Methodologies

1. Genetics: association and linkage techniques to determine if genetic variation is involved in disease risk.
2. Epigenetics: Bisulfite treatment and Methylight^tm will be used to determine if patterns of methylation , a means of epigenetic inheritance, are altered in candidate risk genes
3. Transcription and expression: A cell culture laboratory being built at the moment will be used to investigate how various environmental inputs modulate gene expression
4. Antibody analysis: Human serum will be tested using ELISA to determine if antibody levels for various antigens, such as gluten, differ in the disease state
5. Biological endophenotypes: GCMS, thermal desorption, HPLC, novel methods such as topical response to niacin (the Skin Patch Test) and chemicals in breath analysis, are used to detect altered metabolic profiles indicative of underlying pathologies in the studied illness

Projects

1. Immunogenomics of schizophrenia and diabetes: The Ness Foundation will be working closely with the new LifeScan Chair in Diabetes at UHI, Professor Ian Megson, on collaborative research. The research team working at the Ness Foundation, in particular PhD student Aditi Mathur will test candidate genes for diabetes in patients with schizophrenia. This genetic analysis will be followed up by a functional study using methylation and transcriptisome methods. Any results positive at both the genetic and functional levels will be expanded by screenings drugs targeting genes to interest with the intention to develop new treatments of both diabetes and schizophrenia.
2. Better understanding of the Niacin Skin Patch test: Through collaborative working with Dr David Horrobin, a patent was published in 1998 for the Niacin Skin Patch test.  This was the first time that a non-invasive test could be used at an early stage as a diagnostic screen for schizophrenia, although its use in a diagnostic setting still requires further optimisation. The Ness Foundation is working to improve accuracy and reliability of this test in diagnosis.

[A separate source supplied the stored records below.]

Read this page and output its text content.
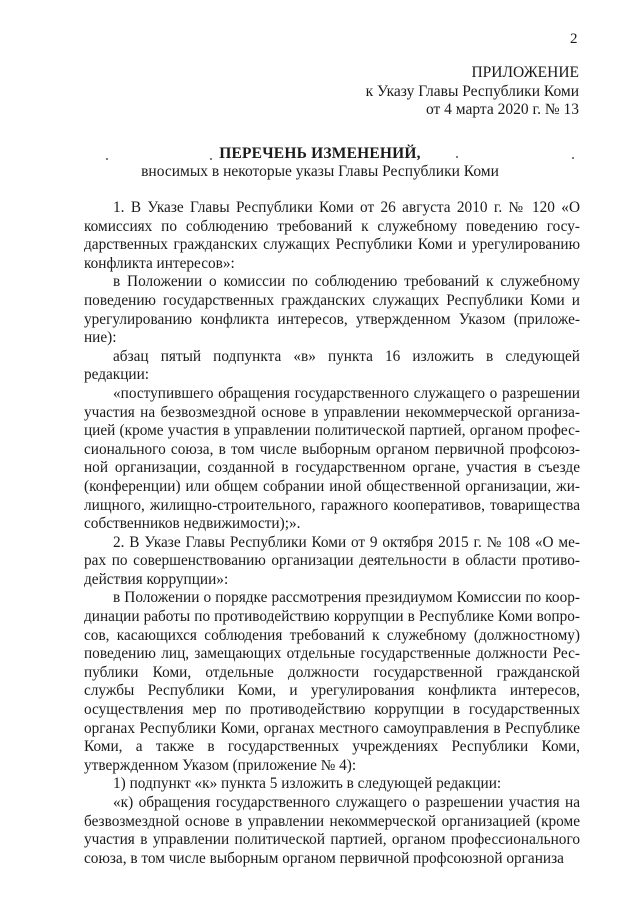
2
ПРИЛОЖЕНИЕ
к Указу Главы Республики Коми
от 4 марта 2020 г. № 13
ПЕРЕЧЕНЬ ИЗМЕНЕНИЙ,
вносимых в некоторые указы Главы Республики Коми

1. В Указе Главы Республики Коми от 26 августа 2010 г. № 120 «О комиссиях по соблюдению требований к служебному поведению государственных гражданских служащих Республики Коми и урегулированию конфликта интересов»:

в Положении о комиссии по соблюдению требований к служебному поведению государственных гражданских служащих Республики Коми и урегулированию конфликта интересов, утвержденном Указом (приложение):

абзац пятый подпункта «в» пункта 16 изложить в следующей редакции:

«поступившего обращения государственного служащего о разрешении участия на безвозмездной основе в управлении некоммерческой организацией (кроме участия в управлении политической партией, органом профессионального союза, в том числе выборным органом первичной профсоюзной организации, созданной в государственном органе, участия в съезде (конференции) или общем собрании иной общественной организации, жилищного, жилищно-строительного, гаражного кооперативов, товарищества собственников недвижимости);».

2. В Указе Главы Республики Коми от 9 октября 2015 г. № 108 «О мерах по совершенствованию организации деятельности в области противодействия коррупции»:

в Положении о порядке рассмотрения президиумом Комиссии по координации работы по противодействию коррупции в Республике Коми вопросов, касающихся соблюдения требований к служебному (должностному) поведению лиц, замещающих отдельные государственные должности Республики Коми, отдельные должности государственной гражданской службы Республики Коми, и урегулирования конфликта интересов, осуществления мер по противодействию коррупции в государственных органах Республики Коми, органах местного самоуправления в Республике Коми, а также в государственных учреждениях Республики Коми, утвержденном Указом (приложение № 4):

1) подпункт «к» пункта 5 изложить в следующей редакции:

«к) обращения государственного служащего о разрешении участия на безвозмездной основе в управлении некоммерческой организацией (кроме участия в управлении политической партией, органом профессионального союза, в том числе выборным органом первичной профсоюзной организа
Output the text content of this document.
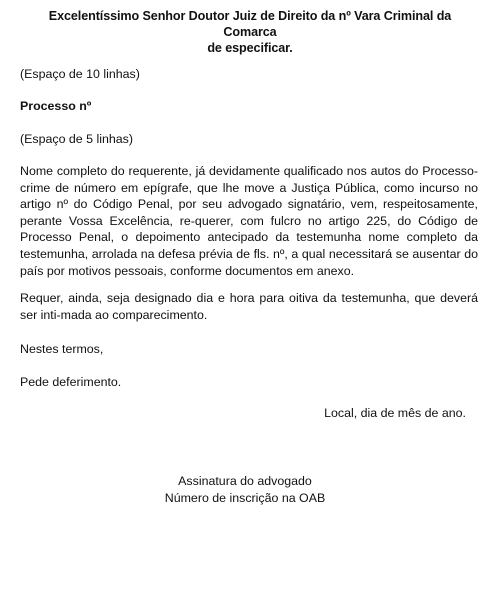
Excelentíssimo Senhor Doutor Juiz de Direito da nº Vara Criminal da Comarca
de especificar.
(Espaço de 10 linhas)
Processo nº
(Espaço de 5 linhas)
Nome completo do requerente, já devidamente qualificado nos autos do Processo-crime de número em epígrafe, que lhe move a Justiça Pública, como incurso no artigo nº do Código Penal, por seu advogado signatário, vem, respeitosamente, perante Vossa Excelência, re-querer, com fulcro no artigo 225, do Código de Processo Penal, o depoimento antecipado da testemunha nome completo da testemunha, arrolada na defesa prévia de fls. nº, a qual necessitará se ausentar do país por motivos pessoais, conforme documentos em anexo.
Requer, ainda, seja designado dia e hora para oitiva da testemunha, que deverá ser inti-mada ao comparecimento.
Nestes termos,
Pede deferimento.
Local, dia de mês de ano.
Assinatura do advogado
Número de inscrição na OAB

3. Immunogenomics of gluten allergies and mental health: Increased levels of gluten antibodies in blood have been seen in a large proportion of patients with schizophrenia. Gluten antibodies may react not only to gluten itself but also to some proteins produced in our body. Whether or not dietary gluten results in complex diseases is thought to depend on two major issues, the gut condition and the genetic make up, i.e. genetic variation. If the gut is in a good condition, it will not allow the passage of gluten. Even if gluten does enter the body due to a change of gut barrier permeability it will not necessarily cause a problem. An additional intention is to develop a more accurate means to detect gluten antibodies to help with diagnosis of gluten allergies. We have a PhD project staffed by Matilda Bradford aimed at better understanding the genetic, methylation or gene expression processes that link gluten and mental health.

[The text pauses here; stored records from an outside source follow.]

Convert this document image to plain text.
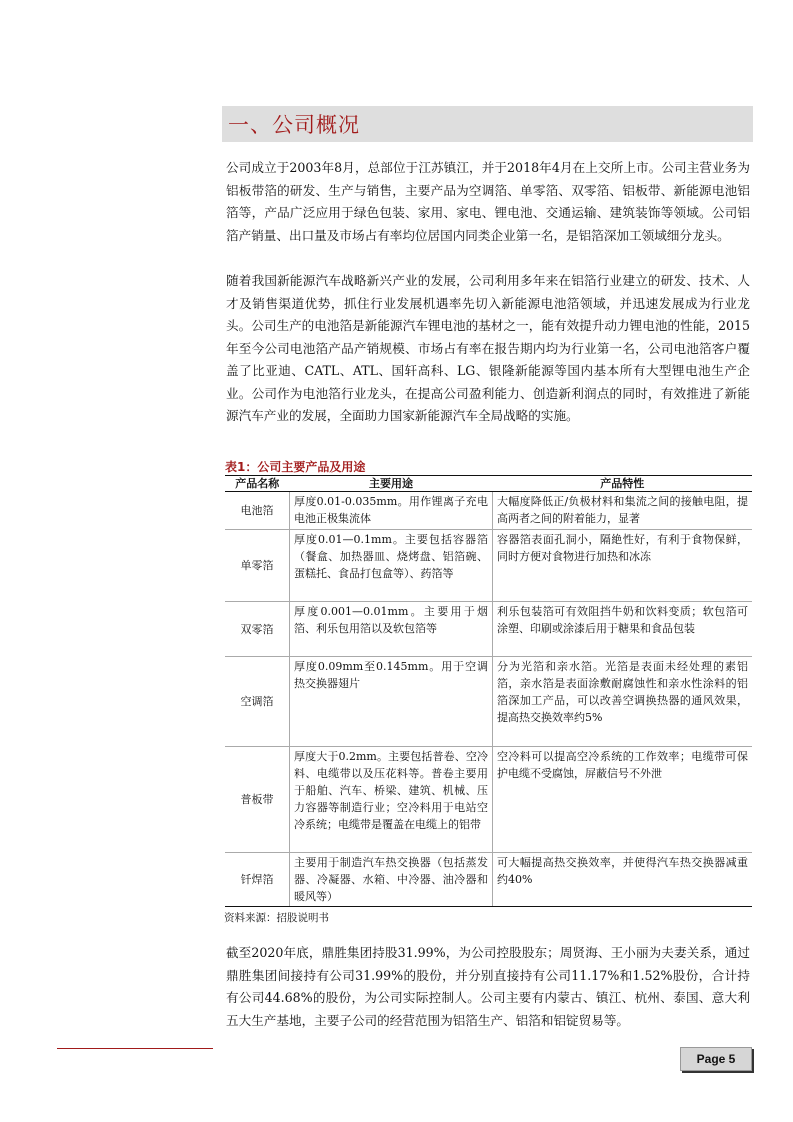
一、公司概况

公司成立于2003年8月，总部位于江苏镇江，并于2018年4月在上交所上市。公司主营业务为铝板带箔的研发、生产与销售，主要产品为空调箔、单零箔、双零箔、铝板带、新能源电池铝箔等，产品广泛应用于绿色包装、家用、家电、锂电池、交通运输、建筑装饰等领域。公司铝箔产销量、出口量及市场占有率均位居国内同类企业第一名，是铝箔深加工领域细分龙头。

随着我国新能源汽车战略新兴产业的发展，公司利用多年来在铝箔行业建立的研发、技术、人才及销售渠道优势，抓住行业发展机遇率先切入新能源电池箔领域，并迅速发展成为行业龙头。公司生产的电池箔是新能源汽车锂电池的基材之一，能有效提升动力锂电池的性能，2015年至今公司电池箔产品产销规模、市场占有率在报告期内均为行业第一名，公司电池箔客户覆盖了比亚迪、CATL、ATL、国轩高科、LG、银隆新能源等国内基本所有大型锂电池生产企业。公司作为电池箔行业龙头，在提高公司盈利能力、创造新利润点的同时，有效推进了新能源汽车产业的发展，全面助力国家新能源汽车全局战略的实施。

表1：公司主要产品及用途
产品名称	主要用途	产品特性
电池箔	厚度0.01-0.035mm。用作锂离子充电电池正极集流体	大幅度降低正/负极材料和集流之间的接触电阻，提高两者之间的附着能力，显著
单零箔	厚度0.01—0.1mm。主要包括容器箔（餐盒、加热器皿、烧烤盘、铝箔碗、蛋糕托、食品打包盒等）、药箔等	容器箔表面孔洞小，隔絶性好，有利于食物保鲜，同时方便对食物进行加热和冰冻
双零箔	厚度0.001—0.01mm。主要用于烟箔、利乐包用箔以及软包箔等	利乐包装箔可有效阻挡牛奶和饮料变质；软包箔可涂塑、印刷或涂漆后用于糖果和食品包装
空调箔	厚度0.09mm至0.145mm。用于空调热交换器翅片	分为光箔和亲水箔。光箔是表面未经处理的素铝箔，亲水箔是表面涂敷耐腐蚀性和亲水性涂料的铝箔深加工产品，可以改善空调换热器的通风效果，提高热交换效率约5%
普板带	厚度大于0.2mm。主要包括普卷、空冷料、电缆带以及压花料等。普卷主要用于船舶、汽车、桥梁、建筑、机械、压力容器等制造行业；空冷料用于电站空冷系统；电缆带是覆盖在电缆上的铝带	空冷料可以提高空冷系统的工作效率；电缆带可保护电缆不受腐蚀，屏蔽信号不外泄
钎焊箔	主要用于制造汽车热交换器（包括蒸发器、冷凝器、水箱、中冷器、油冷器和暖风等）	可大幅提高热交换效率，并使得汽车热交换器减重约40%
资料来源：招股说明书

截至2020年底，鼎胜集团持股31.99%，为公司控股股东；周贤海、王小丽为夫妻关系，通过鼎胜集团间接持有公司31.99%的股份，并分别直接持有公司11.17%和1.52%股份，合计持有公司44.68%的股份，为公司实际控制人。公司主要有内蒙古、镇江、杭州、泰国、意大利五大生产基地，主要子公司的经营范围为铝箔生产、铝箔和铝锭贸易等。

Page 5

4. The Ness Foundation Biobank: In complex disease studies a well characterised and large study population is essential. The Ness Foundation is expanding on the blood samples collected by Dr Wei through the creation of a Biobank suitable for use by researchers worldwide. Initially the plan is to collect both saliva and blood samples for the Biobank, with additional tissue or sample types included as the Bank expands. Plasma and DNA will be stored from each blood sample, potentially allowing a range of future research directions. The Ness Foundation is interested in including as many populations as possible.